You decide to live in a modest home (250k), invest the rest of the money in the stock market because even though the stock market goes down, it’ll go up in the long run right?
The flaw: Historically, the market has returned 10% per year, but historically we’ve never had 1/3 of the US population retiring at nearly at the same time. Historically, we’ve never faced random terrorist attacks that send shock waves throughout the economy. Historically, we’ve never faced a labor force of 1 billion Chinese or 1 billion Indians competing for the same jobs, the same resources (food, oil, metals, coffee, etc), and the same lifestyle. It’s no odd coincidence that Warren Buffet is in China this week looking for investment prospects and perhaps some better opportunities. While stocks generally do return 10%, you need to be sure you’re invested in the RIGHT stocks.
You decide that the best place for your 2 million sans 100k (at the bank) is Treasury Bonds. The US Government has never defaulted on debt so you’re perfectly safe.
The flaw: China and Japan now hold about 2 trillion dollars of US debt. IF they ever decide that they don’t want to subsidize the American lifestyle, they can send the US Treasury market into a panic by dumping Treasuries. It’s an unlikely scenario but still plausible but worse yet is the devaluation of the US Dollar. If you like eating New Zealand lamb, Chilean Black Grapes, or drinking French wines, you’ll pay through the nose for these “luxuries” with the continued devaluation of the US Dollar. The devaluation of the USD along with inflation will ravage your Treasury savings.
So where is a “safe” place for your money? There really isn’t a “safe” place for money because “safety” and “money” don’t exist anywhere in our financial world.
“Money” is nothing more than a unit of exchange for one thing: labor. At the end of the day, every product and every service that a person wants can be reduced down to the labor involved in producing or servicing something.
So ultimately, the best place for money is in an investment that gives you the best access to the widest variety of labor in a society. I’ll let you figure this out for yourself ;).

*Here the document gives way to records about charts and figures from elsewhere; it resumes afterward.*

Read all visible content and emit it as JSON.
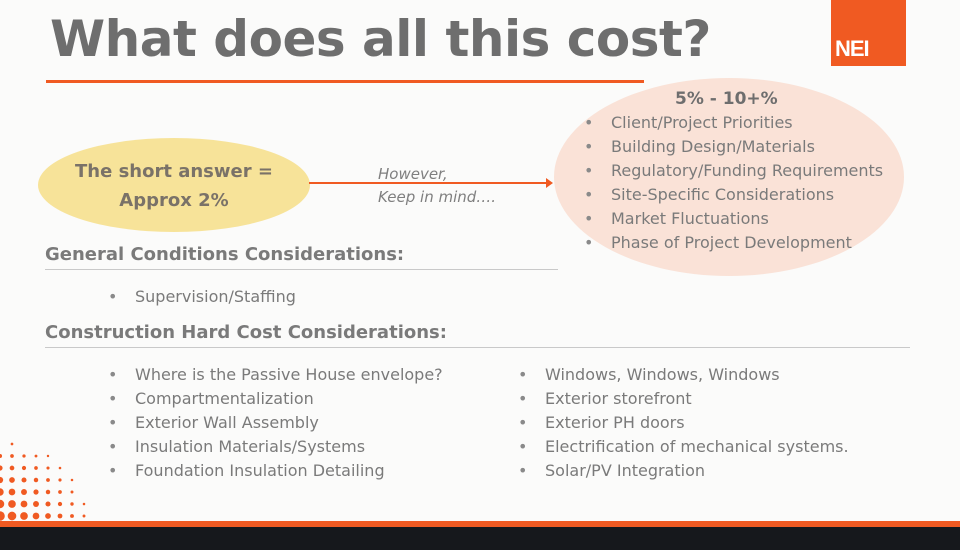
{
  "title": "What does all this cost?",
  "logo": {
    "text": "NEI",
    "color": "#f05a22"
  },
  "short_answer": {
    "line1": "The short answer =",
    "line2": "Approx 2%"
  },
  "connector": {
    "line1": "However,",
    "line2": "Keep in mind…."
  },
  "range": {
    "label": "5% - 10+%",
    "items": [
      "Client/Project Priorities",
      "Building Design/Materials",
      "Regulatory/Funding Requirements",
      "Site-Specific Considerations",
      "Market Fluctuations",
      "Phase of Project Development"
    ]
  },
  "general_conditions": {
    "heading": "General Conditions Considerations:",
    "items": [
      "Supervision/Staffing"
    ]
  },
  "hard_costs": {
    "heading": "Construction Hard Cost Considerations:",
    "left_items": [
      "Where is the Passive House envelope?",
      "Compartmentalization",
      "Exterior Wall Assembly",
      "Insulation Materials/Systems",
      "Foundation Insulation Detailing"
    ],
    "right_items": [
      "Windows, Windows, Windows",
      "Exterior storefront",
      "Exterior PH doors",
      "Electrification of mechanical systems.",
      "Solar/PV Integration"
    ]
  },
  "colors": {
    "accent": "#f05a22",
    "short_answer_fill": "#f6e08e",
    "range_fill": "#f9ddd0"
  }
}
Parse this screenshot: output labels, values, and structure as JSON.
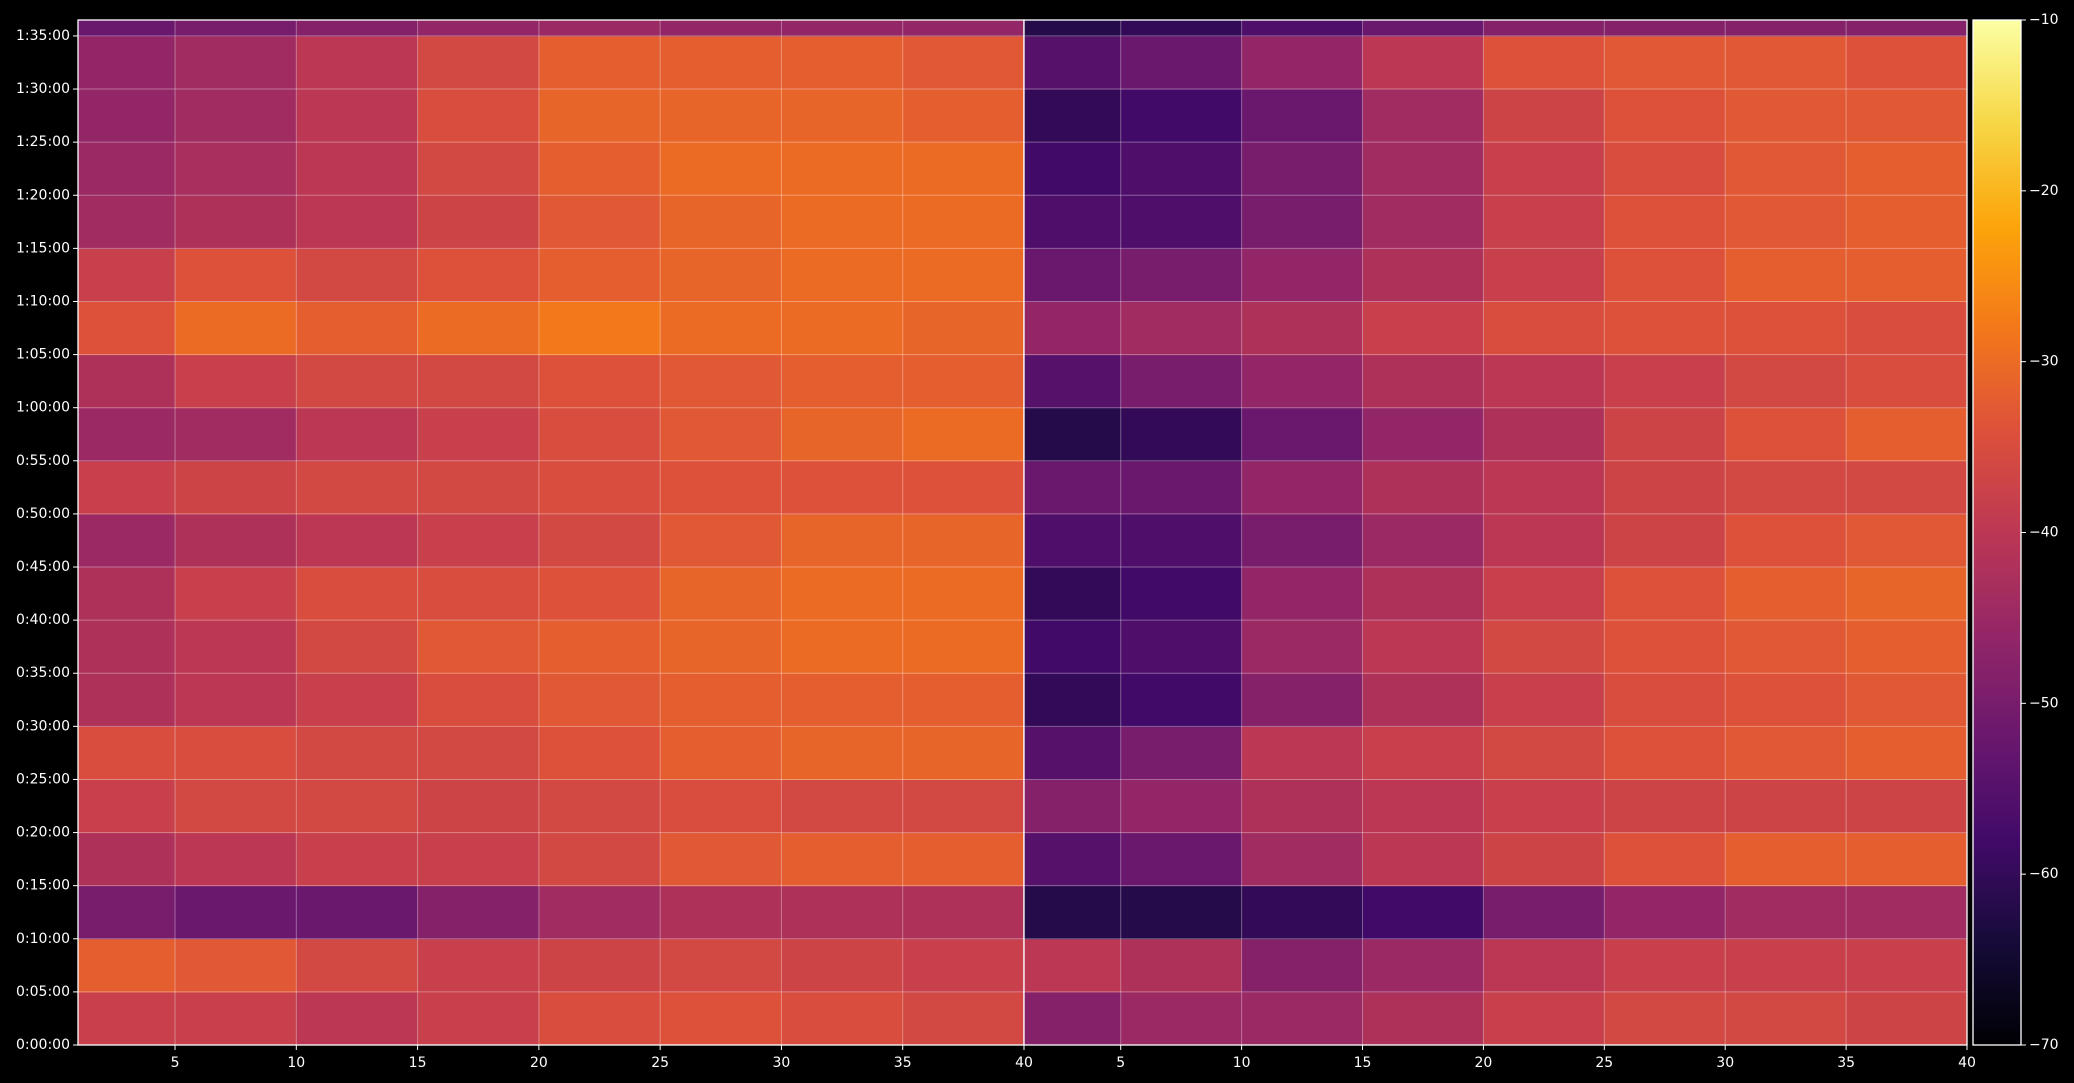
{
  "chart_data": [
    {
      "type": "heatmap",
      "colormap": "inferno",
      "clim": [
        -70,
        -10
      ],
      "xbins": [
        0,
        5,
        10,
        15,
        20,
        25,
        30,
        35,
        40
      ],
      "ybins": [
        0,
        300,
        600,
        900,
        1200,
        1500,
        1800,
        2100,
        2400,
        2700,
        3000,
        3300,
        3600,
        3900,
        4200,
        4500,
        4800,
        5100,
        5400,
        5700,
        6000
      ],
      "xlim": [
        1,
        40
      ],
      "ylim": [
        0,
        5790
      ],
      "grid": true,
      "xticks": [
        5,
        10,
        15,
        20,
        25,
        30,
        35,
        40
      ],
      "yticks": [
        {
          "value": 0,
          "label": "0:00:00"
        },
        {
          "value": 300,
          "label": "0:05:00"
        },
        {
          "value": 600,
          "label": "0:10:00"
        },
        {
          "value": 900,
          "label": "0:15:00"
        },
        {
          "value": 1200,
          "label": "0:20:00"
        },
        {
          "value": 1500,
          "label": "0:25:00"
        },
        {
          "value": 1800,
          "label": "0:30:00"
        },
        {
          "value": 2100,
          "label": "0:35:00"
        },
        {
          "value": 2400,
          "label": "0:40:00"
        },
        {
          "value": 2700,
          "label": "0:45:00"
        },
        {
          "value": 3000,
          "label": "0:50:00"
        },
        {
          "value": 3300,
          "label": "0:55:00"
        },
        {
          "value": 3600,
          "label": "1:00:00"
        },
        {
          "value": 3900,
          "label": "1:05:00"
        },
        {
          "value": 4200,
          "label": "1:10:00"
        },
        {
          "value": 4500,
          "label": "1:15:00"
        },
        {
          "value": 4800,
          "label": "1:20:00"
        },
        {
          "value": 5100,
          "label": "1:25:00"
        },
        {
          "value": 5400,
          "label": "1:30:00"
        },
        {
          "value": 5700,
          "label": "1:35:00"
        }
      ],
      "cticks": [
        {
          "value": -70,
          "label": "−70"
        },
        {
          "value": -60,
          "label": "−60"
        },
        {
          "value": -50,
          "label": "−50"
        },
        {
          "value": -40,
          "label": "−40"
        },
        {
          "value": -30,
          "label": "−30"
        },
        {
          "value": -20,
          "label": "−20"
        },
        {
          "value": -10,
          "label": "−10"
        }
      ],
      "values": [
        [
          -38,
          -38,
          -40,
          -38,
          -35,
          -34,
          -35,
          -36
        ],
        [
          -32,
          -33,
          -36,
          -38,
          -37,
          -36,
          -37,
          -38
        ],
        [
          -50,
          -52,
          -52,
          -48,
          -44,
          -42,
          -42,
          -42
        ],
        [
          -42,
          -40,
          -38,
          -38,
          -36,
          -33,
          -32,
          -32
        ],
        [
          -38,
          -36,
          -36,
          -37,
          -36,
          -35,
          -36,
          -36
        ],
        [
          -35,
          -35,
          -36,
          -36,
          -34,
          -32,
          -31,
          -31
        ],
        [
          -42,
          -40,
          -38,
          -35,
          -33,
          -32,
          -32,
          -32
        ],
        [
          -42,
          -40,
          -36,
          -33,
          -32,
          -31,
          -30,
          -30
        ],
        [
          -42,
          -38,
          -35,
          -35,
          -34,
          -31,
          -30,
          -30
        ],
        [
          -45,
          -42,
          -40,
          -38,
          -36,
          -33,
          -31,
          -31
        ],
        [
          -38,
          -37,
          -36,
          -36,
          -35,
          -34,
          -34,
          -34
        ],
        [
          -45,
          -44,
          -40,
          -38,
          -35,
          -33,
          -31,
          -30
        ],
        [
          -42,
          -38,
          -36,
          -36,
          -34,
          -33,
          -32,
          -32
        ],
        [
          -34,
          -30,
          -32,
          -30,
          -28,
          -30,
          -30,
          -31
        ],
        [
          -38,
          -34,
          -36,
          -34,
          -32,
          -31,
          -30,
          -30
        ],
        [
          -44,
          -42,
          -40,
          -37,
          -33,
          -31,
          -30,
          -30
        ],
        [
          -45,
          -43,
          -40,
          -36,
          -32,
          -30,
          -30,
          -30
        ],
        [
          -46,
          -44,
          -40,
          -35,
          -31,
          -31,
          -31,
          -32
        ],
        [
          -46,
          -44,
          -40,
          -36,
          -32,
          -32,
          -32,
          -33
        ],
        [
          -52,
          -50,
          -48,
          -46,
          -45,
          -46,
          -46,
          -46
        ]
      ]
    },
    {
      "type": "heatmap",
      "colormap": "inferno",
      "clim": [
        -70,
        -10
      ],
      "xbins": [
        0,
        5,
        10,
        15,
        20,
        25,
        30,
        35,
        40
      ],
      "ybins": [
        0,
        300,
        600,
        900,
        1200,
        1500,
        1800,
        2100,
        2400,
        2700,
        3000,
        3300,
        3600,
        3900,
        4200,
        4500,
        4800,
        5100,
        5400,
        5700,
        6000
      ],
      "xlim": [
        1,
        40
      ],
      "ylim": [
        0,
        5790
      ],
      "grid": true,
      "xticks": [
        5,
        10,
        15,
        20,
        25,
        30,
        35,
        40
      ],
      "values": [
        [
          -48,
          -45,
          -45,
          -42,
          -38,
          -36,
          -36,
          -37
        ],
        [
          -40,
          -42,
          -48,
          -45,
          -40,
          -38,
          -38,
          -38
        ],
        [
          -62,
          -62,
          -60,
          -58,
          -50,
          -46,
          -44,
          -44
        ],
        [
          -55,
          -52,
          -44,
          -40,
          -37,
          -34,
          -32,
          -32
        ],
        [
          -48,
          -46,
          -42,
          -40,
          -38,
          -37,
          -37,
          -37
        ],
        [
          -55,
          -50,
          -40,
          -38,
          -36,
          -34,
          -33,
          -32
        ],
        [
          -60,
          -58,
          -48,
          -42,
          -38,
          -35,
          -34,
          -33
        ],
        [
          -58,
          -56,
          -45,
          -40,
          -36,
          -34,
          -33,
          -32
        ],
        [
          -60,
          -58,
          -46,
          -42,
          -38,
          -34,
          -32,
          -31
        ],
        [
          -56,
          -56,
          -50,
          -45,
          -40,
          -37,
          -34,
          -33
        ],
        [
          -52,
          -52,
          -46,
          -42,
          -40,
          -37,
          -36,
          -36
        ],
        [
          -62,
          -60,
          -52,
          -46,
          -42,
          -37,
          -34,
          -32
        ],
        [
          -55,
          -50,
          -46,
          -42,
          -40,
          -38,
          -36,
          -35
        ],
        [
          -46,
          -44,
          -42,
          -38,
          -35,
          -34,
          -34,
          -35
        ],
        [
          -52,
          -50,
          -46,
          -42,
          -38,
          -34,
          -32,
          -32
        ],
        [
          -56,
          -56,
          -50,
          -44,
          -38,
          -34,
          -33,
          -32
        ],
        [
          -58,
          -56,
          -50,
          -44,
          -38,
          -35,
          -33,
          -32
        ],
        [
          -60,
          -58,
          -52,
          -44,
          -37,
          -34,
          -33,
          -33
        ],
        [
          -55,
          -52,
          -46,
          -40,
          -34,
          -33,
          -33,
          -34
        ],
        [
          -62,
          -60,
          -56,
          -52,
          -48,
          -48,
          -48,
          -48
        ]
      ]
    }
  ]
}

October 30th, 2007 at 12:07 pm
Doesn’t seem like a bad problem to have. I would probably mix my money around, invest some in my house, some in U.S. and foreign equities, some in US T Bills, and some in Bonds and Cash equivalents.
October 30th, 2007 at 1:25 pm
The trade off becomes “management” of the money as it spreads around. For example, you could work around the FDIC limit by opening 20 bank accounts and depositing 100k in each but then you have to manage cash flows out of 20 banks and into at least one other bank.
At the end of the year (assuming 6%), you’d have 120k in interest that you’d need to put in to yet another bank account.
By “spreading” money around, you lose the ability to leverage and that is a BIG trade off too.
October 30th, 2007 at 2:14 pm
Fortunately, pork-belly futures have none of the drawbacks you mentioned. So I’d go with those.
October 30th, 2007 at 7:48 pm
Slick, that’s where diversification comes in.
If ya worried about Treasury Bonds, you can always buy those from other countries or even a global bonds mutual funds. The advantage of the latter also allows you to have exposure to non USD denominated currencies.
And with world resources shrinking by the day, other asset classes to consider would be Commodities Futures Funds, REITs and also perhaps Canadian/UK lands. Oh and not to forget physical gold too.